Here knights have kept their vigil and watched by their armour on the eve of a Crusade, and here many a young squire after his night watch by the altar, clothed in vestments of white linen that symbolised his moral purity, has been struck on the shoulder with the consecrated sword and made ‘a knight in the name of the Father, the Son and the Holy Ghost.’ Hither, again, courtier pilgrims have brought with them the perfume of Paris, and Norman peasants the odour of the fields. Here many a penitent Magdalen has poured out her soul in contrite supplication. Here, too, the hand of the sacrilegious destroyer has wrought its vile work, and yet failed to leave more than a few blots and stains upon the mighty fabric reared by mediæval faith.
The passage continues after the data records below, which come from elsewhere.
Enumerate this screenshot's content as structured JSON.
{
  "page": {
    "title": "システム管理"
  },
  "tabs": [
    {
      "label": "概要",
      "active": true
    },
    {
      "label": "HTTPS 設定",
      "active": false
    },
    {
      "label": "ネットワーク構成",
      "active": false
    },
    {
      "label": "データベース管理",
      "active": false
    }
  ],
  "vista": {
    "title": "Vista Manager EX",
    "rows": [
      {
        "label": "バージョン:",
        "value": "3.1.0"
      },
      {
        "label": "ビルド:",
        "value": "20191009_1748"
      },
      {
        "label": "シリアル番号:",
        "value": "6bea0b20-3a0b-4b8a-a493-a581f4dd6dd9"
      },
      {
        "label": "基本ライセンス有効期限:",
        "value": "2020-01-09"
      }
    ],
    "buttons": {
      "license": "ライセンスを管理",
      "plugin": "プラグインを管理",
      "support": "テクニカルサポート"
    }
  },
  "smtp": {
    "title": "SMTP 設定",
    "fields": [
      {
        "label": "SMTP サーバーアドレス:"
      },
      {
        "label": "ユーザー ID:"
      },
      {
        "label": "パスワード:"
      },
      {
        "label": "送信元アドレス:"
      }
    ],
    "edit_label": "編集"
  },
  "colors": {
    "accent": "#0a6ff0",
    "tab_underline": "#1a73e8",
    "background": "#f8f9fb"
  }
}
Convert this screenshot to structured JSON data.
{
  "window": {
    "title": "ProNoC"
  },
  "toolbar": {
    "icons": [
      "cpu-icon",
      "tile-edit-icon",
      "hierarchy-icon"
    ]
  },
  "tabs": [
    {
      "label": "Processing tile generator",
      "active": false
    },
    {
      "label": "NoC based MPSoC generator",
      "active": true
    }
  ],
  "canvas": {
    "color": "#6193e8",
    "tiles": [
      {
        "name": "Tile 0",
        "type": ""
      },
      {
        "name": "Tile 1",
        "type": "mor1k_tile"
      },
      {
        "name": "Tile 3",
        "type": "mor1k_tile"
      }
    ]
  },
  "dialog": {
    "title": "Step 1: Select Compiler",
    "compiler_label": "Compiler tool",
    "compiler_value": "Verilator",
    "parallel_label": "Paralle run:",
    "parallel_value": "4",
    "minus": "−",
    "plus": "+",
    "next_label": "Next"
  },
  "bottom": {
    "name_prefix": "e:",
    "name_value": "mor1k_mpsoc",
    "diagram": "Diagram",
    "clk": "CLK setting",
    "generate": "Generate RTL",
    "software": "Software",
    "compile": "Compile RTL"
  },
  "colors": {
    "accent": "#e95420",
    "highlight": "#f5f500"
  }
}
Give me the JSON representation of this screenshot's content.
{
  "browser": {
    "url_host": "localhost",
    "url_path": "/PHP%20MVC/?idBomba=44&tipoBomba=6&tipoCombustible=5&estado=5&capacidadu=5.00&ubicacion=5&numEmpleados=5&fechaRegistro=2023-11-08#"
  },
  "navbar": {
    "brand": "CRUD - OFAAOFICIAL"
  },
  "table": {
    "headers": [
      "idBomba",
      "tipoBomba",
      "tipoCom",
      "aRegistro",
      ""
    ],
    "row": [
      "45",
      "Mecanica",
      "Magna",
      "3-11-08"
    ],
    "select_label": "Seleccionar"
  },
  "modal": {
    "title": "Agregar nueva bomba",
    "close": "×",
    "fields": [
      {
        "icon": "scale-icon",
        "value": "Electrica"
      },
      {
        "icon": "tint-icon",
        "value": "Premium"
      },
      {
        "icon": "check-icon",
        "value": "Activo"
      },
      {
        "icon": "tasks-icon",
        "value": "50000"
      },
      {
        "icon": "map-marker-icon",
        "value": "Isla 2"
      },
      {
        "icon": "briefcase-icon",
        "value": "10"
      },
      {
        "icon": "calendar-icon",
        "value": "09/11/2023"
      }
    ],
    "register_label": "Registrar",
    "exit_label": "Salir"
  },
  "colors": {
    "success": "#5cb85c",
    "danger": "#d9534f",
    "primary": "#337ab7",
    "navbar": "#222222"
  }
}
You may close your eyes and imagine that you are present at a Mass of old days—a Mass of the dead—a silent Mass, at which no sound escapes from the lips of the praying, and no tinkle comes from the bell that is vainly shaken. Kings do penance before the sacred altar, knights in chain armour kneel and take the sign of the cross; noble lords, clad in velvet and brocade, with plumes in their hats and swords at their sides, carry in their hands tall canes, with golden knobs, and bow to great dames with powdered hair, who hide behind their fans lovely faces powdered, painted, patched. And in the aisles a crowd of youthful artisans, in brown jerkins, dimity breeches, and hose of blue, stand beside young women with rosy cheeks and downcast eyes. Elsewhere peasant women, in their old skirts and laced bodices, sit tranquil, whilst upright, behind them, their young lovers shift their legs and twist their hats in their fingers, gazing open-eyed.
They seem to follow with their silent lips the noiseless priests as they perform that ritual order of Notre-Dame de Chartres, which rejoiced the Gothic soul of Gaston de Latour; a year-long dramatic action, in which everyone had and knew his part—the drama or mystery of redemption, to the necessities of which the great church had shaped itself. For all those various ‘offices’ which, in pontifical, missal and breviary, devout imagination had elaborated from age to age with such a range of spiritual colour and light and shade, with so much poetic tact in quotation, such a depth of insight into the Christian soul, had been joined harmoniously together, one office ending only where another began, in the perpetual worship of this mother of churches. And Notre-Dame had also its own picturesque peculiarities of ‘use,’ and was proud of its maternal privilege therein.[77]